In some cases you'll also be required to notify your health-insurance company within 30 days of your baby's arrival. Get the details now and create a calendar alert so you won't forget when sleep deprivation kicks in.
Accept That The First Weeks Will Be Hard
My husband and I, fools that we were, thought we could take advantage of my extended time off and head to Europe for a relaxing vacation. The truth? Those first few weeks with a newborn are a shock to everyone's system.

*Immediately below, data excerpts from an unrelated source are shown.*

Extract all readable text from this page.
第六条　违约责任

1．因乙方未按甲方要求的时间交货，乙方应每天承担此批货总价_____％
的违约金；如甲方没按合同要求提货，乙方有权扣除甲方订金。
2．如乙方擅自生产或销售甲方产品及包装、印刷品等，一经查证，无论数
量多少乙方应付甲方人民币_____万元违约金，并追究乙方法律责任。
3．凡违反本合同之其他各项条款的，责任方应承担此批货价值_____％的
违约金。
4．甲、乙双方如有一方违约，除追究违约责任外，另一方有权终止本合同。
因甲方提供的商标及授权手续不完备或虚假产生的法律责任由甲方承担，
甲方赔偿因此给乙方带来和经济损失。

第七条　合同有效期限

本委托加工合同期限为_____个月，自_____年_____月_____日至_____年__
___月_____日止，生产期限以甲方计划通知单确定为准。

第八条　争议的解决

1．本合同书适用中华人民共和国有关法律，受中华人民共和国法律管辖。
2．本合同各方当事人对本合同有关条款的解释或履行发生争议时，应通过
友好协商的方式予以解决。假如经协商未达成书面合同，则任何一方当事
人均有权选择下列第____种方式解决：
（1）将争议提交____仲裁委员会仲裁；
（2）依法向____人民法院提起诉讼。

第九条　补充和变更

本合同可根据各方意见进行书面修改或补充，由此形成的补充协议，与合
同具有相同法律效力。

You're getting used to being a sleep-deprived, milk-leaking mom; your baby is adjusting to living outside the warm comfort of your womb; and your husband is adjusting to being a dad. Simply walking around the block can feel like a major accomplishment so this is not the time to pressure yourself into running around being social or productive.
Explore Your Neighborhood
You'll need to get dressed and get out of the house, ideally once a day at least, for your own sanity's sake. Scout around and see where other mothers tend to gather, where the best playgrounds for young kids are located, and what other places seem stroller- and child-friendly. The last thing you want to do is schlep your child to a local restaurant or store, only to realize when you get there that it's too cramped for your stroller or too uncomfortable for you to nurse.
Arrange (Mom) Fun
There's only so much socializing a postpartum body and new baby can handle. On many a day I found myself alone in the house with a snoozing baby, too wired to sleep, but too tired to do anything productive. I would have liked to watch the various movies I'd missed in the theater or read a trashy novel.

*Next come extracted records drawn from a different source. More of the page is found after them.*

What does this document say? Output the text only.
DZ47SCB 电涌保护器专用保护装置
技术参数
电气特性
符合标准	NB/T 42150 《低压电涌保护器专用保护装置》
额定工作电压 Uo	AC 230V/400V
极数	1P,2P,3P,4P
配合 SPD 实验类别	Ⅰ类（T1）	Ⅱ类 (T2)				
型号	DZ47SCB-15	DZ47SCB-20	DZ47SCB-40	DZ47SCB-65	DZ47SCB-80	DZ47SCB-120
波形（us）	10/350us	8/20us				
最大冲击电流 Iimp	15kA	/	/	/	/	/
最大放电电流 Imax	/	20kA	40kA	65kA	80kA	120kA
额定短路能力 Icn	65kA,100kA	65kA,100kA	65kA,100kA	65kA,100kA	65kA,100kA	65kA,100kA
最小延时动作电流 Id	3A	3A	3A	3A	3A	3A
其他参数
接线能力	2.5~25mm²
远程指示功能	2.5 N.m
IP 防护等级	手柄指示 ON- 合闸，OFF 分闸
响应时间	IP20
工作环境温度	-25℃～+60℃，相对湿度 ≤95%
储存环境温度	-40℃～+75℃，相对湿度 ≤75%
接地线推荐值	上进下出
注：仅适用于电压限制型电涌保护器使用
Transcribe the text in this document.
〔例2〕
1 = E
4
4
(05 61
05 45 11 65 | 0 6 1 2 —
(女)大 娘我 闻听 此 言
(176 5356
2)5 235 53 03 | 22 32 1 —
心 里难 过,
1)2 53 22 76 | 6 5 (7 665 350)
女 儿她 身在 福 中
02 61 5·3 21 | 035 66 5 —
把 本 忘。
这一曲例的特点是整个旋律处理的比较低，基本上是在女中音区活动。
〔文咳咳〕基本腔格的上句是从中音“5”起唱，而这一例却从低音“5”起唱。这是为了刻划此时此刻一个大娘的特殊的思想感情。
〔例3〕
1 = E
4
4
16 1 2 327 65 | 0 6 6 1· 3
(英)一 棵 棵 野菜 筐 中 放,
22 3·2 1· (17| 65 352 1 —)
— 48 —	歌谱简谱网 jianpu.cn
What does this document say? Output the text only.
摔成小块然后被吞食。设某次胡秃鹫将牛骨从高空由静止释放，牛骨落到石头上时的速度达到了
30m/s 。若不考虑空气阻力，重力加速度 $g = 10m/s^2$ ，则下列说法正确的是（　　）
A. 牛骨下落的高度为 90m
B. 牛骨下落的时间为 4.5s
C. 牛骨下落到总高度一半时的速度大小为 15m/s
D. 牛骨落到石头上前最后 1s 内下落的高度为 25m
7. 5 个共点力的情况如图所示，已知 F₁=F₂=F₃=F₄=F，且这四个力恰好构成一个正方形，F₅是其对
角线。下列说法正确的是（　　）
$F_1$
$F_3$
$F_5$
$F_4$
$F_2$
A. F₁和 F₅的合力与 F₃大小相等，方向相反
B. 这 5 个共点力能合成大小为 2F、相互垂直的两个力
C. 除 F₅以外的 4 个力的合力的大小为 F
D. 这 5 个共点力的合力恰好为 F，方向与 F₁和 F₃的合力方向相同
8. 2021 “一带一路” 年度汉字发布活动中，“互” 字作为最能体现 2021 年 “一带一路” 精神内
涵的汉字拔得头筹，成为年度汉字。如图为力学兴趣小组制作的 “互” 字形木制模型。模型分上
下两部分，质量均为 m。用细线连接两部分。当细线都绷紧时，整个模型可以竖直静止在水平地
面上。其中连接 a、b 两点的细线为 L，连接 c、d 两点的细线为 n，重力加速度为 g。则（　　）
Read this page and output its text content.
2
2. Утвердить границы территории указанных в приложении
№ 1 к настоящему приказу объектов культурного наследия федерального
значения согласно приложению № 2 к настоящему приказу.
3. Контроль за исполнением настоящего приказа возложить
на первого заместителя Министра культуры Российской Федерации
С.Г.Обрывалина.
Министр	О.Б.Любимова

The problem was, I had such a bad case of Mommy brain, I couldn't remember the titles of any of those books or movies. Avoid this pitfall by writing down in advance any movies you want to rent, and pick up a bunch of novels at a used book store.
Make Mommy Friends
Brand-new parenthood can be lonely, especially after your help has departed. So if you see another pregnant woman at Starbucks every day, strike up a conversation. I made a new friend on maternity leave while standing at a crosswalk. She was there with her newborn, I was there with mine; it turned out we lived in the same apartment complex, and our daughters, who were born two weeks apart, had the same name. We've been friends ever since.
You can also find out where the new-mom groups meet (your OB-Gyn's office, pediatrician's office, place of worship, or town Web site likely has information) and check out the scene. Groups come in all styles and sizes. That means that if you're a big co-sleeper/breastfeeder type, you may not want to mingle with the strict bedtime, no-snacks-before-dinner supermoms, if you catch my drift.
Arrange Child Care
You'll need child care at some point if you decide to go back to work, and the start of your leave—when you're focused on your newborn and exhausted to boot—isn't the ideal time to start researching options. Wait lists for space with a child-care provider may be six months to a year, depending on where you live, so you may need to apply well before you deliver.
If you plan to hire a sitter or a nanny, start asking friends or coworkers how they found their caregiver. Also check out services such as Care.com. Your leave will go by quickly, so it's essential to get a plan for child care in place early.
RELATED: 8 Tips for Choosing Child Care
Chances are you'll need some extra funds to cover your time off. "We started putting money away almost as soon as we found out I was pregnant," says Heffelmire, who took 12 weeks unpaid leave with her first son and 12 weeks of partial-pay leave with her second son. "Small amounts can add up over nine months. I budgeted for all of our 'musts'—the mortgage, groceries, utilities—and tried to save three months' worth of that amount."